Thursday 3 August 2017

On DVD: "The Handmaiden"


Although acclaimed in many quarters as a triumph, The Handmaiden is as much a retreat for Park Chan-wook, marking the director's return to his native Korea after the commercial underperformance of his US-set, English-language debut Stoker. However unhappy his time in the West may have been, Park clearly picked up something of note during his visit - a copy of Sarah Waters' much-admired novel Fingersmith - but his adaptation emerges as only loosely inspired by its source, a matter of the filmmaker wondering what might be gained from transferring the book's bizarre love triangle from Victorian Britain to the Japanese-occupied Korea of the 1930s.
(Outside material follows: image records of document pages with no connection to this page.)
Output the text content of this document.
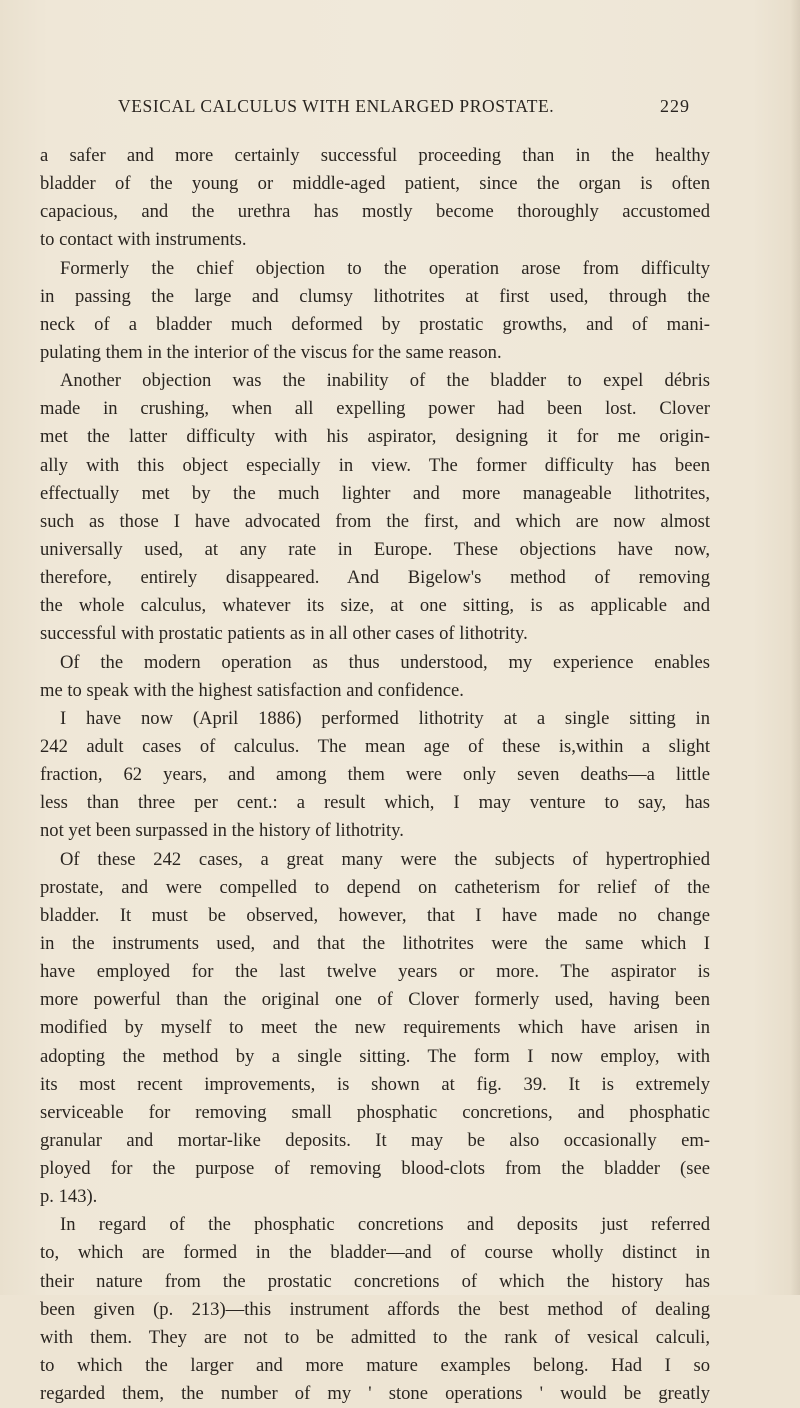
VESICAL CALCULUS WITH ENLARGED PROSTATE.	229
a safer and more certainly successful proceeding than in the healthy
bladder of the young or middle-aged patient, since the organ is often
capacious, and the urethra has mostly become thoroughly accustomed
to contact with instruments.
Formerly the chief objection to the operation arose from difficulty
in passing the large and clumsy lithotrites at first used, through the
neck of a bladder much deformed by prostatic growths, and of mani-
pulating them in the interior of the viscus for the same reason.
Another objection was the inability of the bladder to expel débris
made in crushing, when all expelling power had been lost. Clover
met the latter difficulty with his aspirator, designing it for me origin-
ally with this object especially in view. The former difficulty has been
effectually met by the much lighter and more manageable lithotrites,
such as those I have advocated from the first, and which are now almost
universally used, at any rate in Europe. These objections have now,
therefore, entirely disappeared. And Bigelow's method of removing
the whole calculus, whatever its size, at one sitting, is as applicable and
successful with prostatic patients as in all other cases of lithotrity.
Of the modern operation as thus understood, my experience enables
me to speak with the highest satisfaction and confidence.
I have now (April 1886) performed lithotrity at a single sitting in
242 adult cases of calculus. The mean age of these is,within a slight
fraction, 62 years, and among them were only seven deaths—a little
less than three per cent.: a result which, I may venture to say, has
not yet been surpassed in the history of lithotrity.
Of these 242 cases, a great many were the subjects of hypertrophied
prostate, and were compelled to depend on catheterism for relief of the
bladder. It must be observed, however, that I have made no change
in the instruments used, and that the lithotrites were the same which I
have employed for the last twelve years or more. The aspirator is
more powerful than the original one of Clover formerly used, having been
modified by myself to meet the new requirements which have arisen in
adopting the method by a single sitting. The form I now employ, with
its most recent improvements, is shown at fig. 39. It is extremely
serviceable for removing small phosphatic concretions, and phosphatic
granular and mortar-like deposits. It may be also occasionally em-
ployed for the purpose of removing blood-clots from the bladder (see
p. 143).
In regard of the phosphatic concretions and deposits just referred
to, which are formed in the bladder—and of course wholly distinct in
their nature from the prostatic concretions of which the history has
been given (p. 213)—this instrument affords the best method of dealing
with them. They are not to be admitted to the rank of vesical calculi,
to which the larger and more mature examples belong. Had I so
regarded them, the number of my ' stone operations ' would be greatly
With its final act snaking out in an entirely new direction, The Handmaiden offers a lavish illustration of an auteur overwriting an author, a process that generates as many losses as gains.

This is very much the baroque handiwork of the Park who first unfolded the Vengeance trilogy - 2002's Sympathy for Mr. Vengeance, 2003's OldBoy and 2005's Lady Vengeance - before gobsmacked audiences. Within moments of the opening credits, we've been shown a butterfly-shaped hairpin that opens a locked drawer containing myriad antiquities, and taken inside a country house that meshes English and Japanese architecture and contains a bedroom that holds not one, not two, but a full five drawers of ladies' silk gloves. In essence, what Park has done is to further dress up Waters' penny-dreadful plot: that of a low-born girl (in this case Kim Tae-ri's Sookhee, a.k.a. Tamako), placed inside a well-to-do household as part of a planned robbery scam, who finds her head (and other parts) turned by the mistress of the house (Kim Min-hee's Lady Sadako).

In Park's hands, this becomes both an intricate and highly eroticised movement. It begins when Tamako files a snaggletooth in Sadako's mouth with a thimble; it proceeds through sleepover snuggling - Tamako teaching the apparently virginal Sadako how to kiss - to full-on scissoring with very evocative Foley work. In retrospect, it seems appropriate that the phrase Ha Jung-woo's scheming "Count" Fujiwara issues to Tamako to trigger their plan is "fully ripe", and that he should eventually deliver this password while biting into a peach that explodes on impact: The Handmaiden is fully, properly, knowingly ripe from first florid frame to its last. And yet, however absurd it might get, it grips us. There's a cherishable contrast between the considered elegance of Park's design and his cursing, spitting, rutting players, who've very clearly been instructed to act like horny, venal, recognisably 21st century types. 

Park has no interest in The Handmaiden becoming a genteel museum piece; instead, he applies his usual red-blooded, full-throttle approach to what is, at its dark and twisted heart, a best-laid-plans thriller, one that yields twists and other perversities at almost every turn. The entire second act is one such deviation, set primarily in a mechanised library of Oriental erotica that serves as an underground sex club for the country's occupiers (choice Parkian detail: the stone snake that marks "the bounds of [presumably carnal] knowledge"; screen doors that fold like labia); it goes on to offer a reverse angle on everything we've witnessed up to that point. All of which is to acknowledge the film's superlative construction. Seong-hie Ryu's exceptional, multifaceted production design keeps being reconfigured in much the same way as the central relationships come to be reconfigured, and the plot reshaped.

The off-colour activity those sets contain doubtless helped make The Handmaiden a rare succès de scandale, Park's biggest hit in the UK to date - a fine box-office return, all told. Yet while the squid that featured so memorably in OldBoy returns here - in a new, altogether kinkier context - the weird pain and grief sublimated in that film is entirely absent from the new one. We're simply set to watching characters playing games and screwing one another over, another Tinder-era powerplay unfolding on a theatre of cruelty overseen by an attentive, obsessive yet undeniably gifted puppetmaster who doesn't pause long enough for us to register any emotional hurt, and knows all too well the seductive power of girl-on-girl action. In the concluding moments, the outsized lovebeads strung up in Act One are finally deployed - like the gun in a Hitchcock movie - and the screen is flooded with an ocean of wetness: it's easy to be amused, tickled, perhaps even titillated by the cut, a little harder to fall in love with the sight and sound of a director so obviously amusing himself.

The Handmaiden is available on DVD and Blu-Ray this Monday through Curzon Artificial Eye.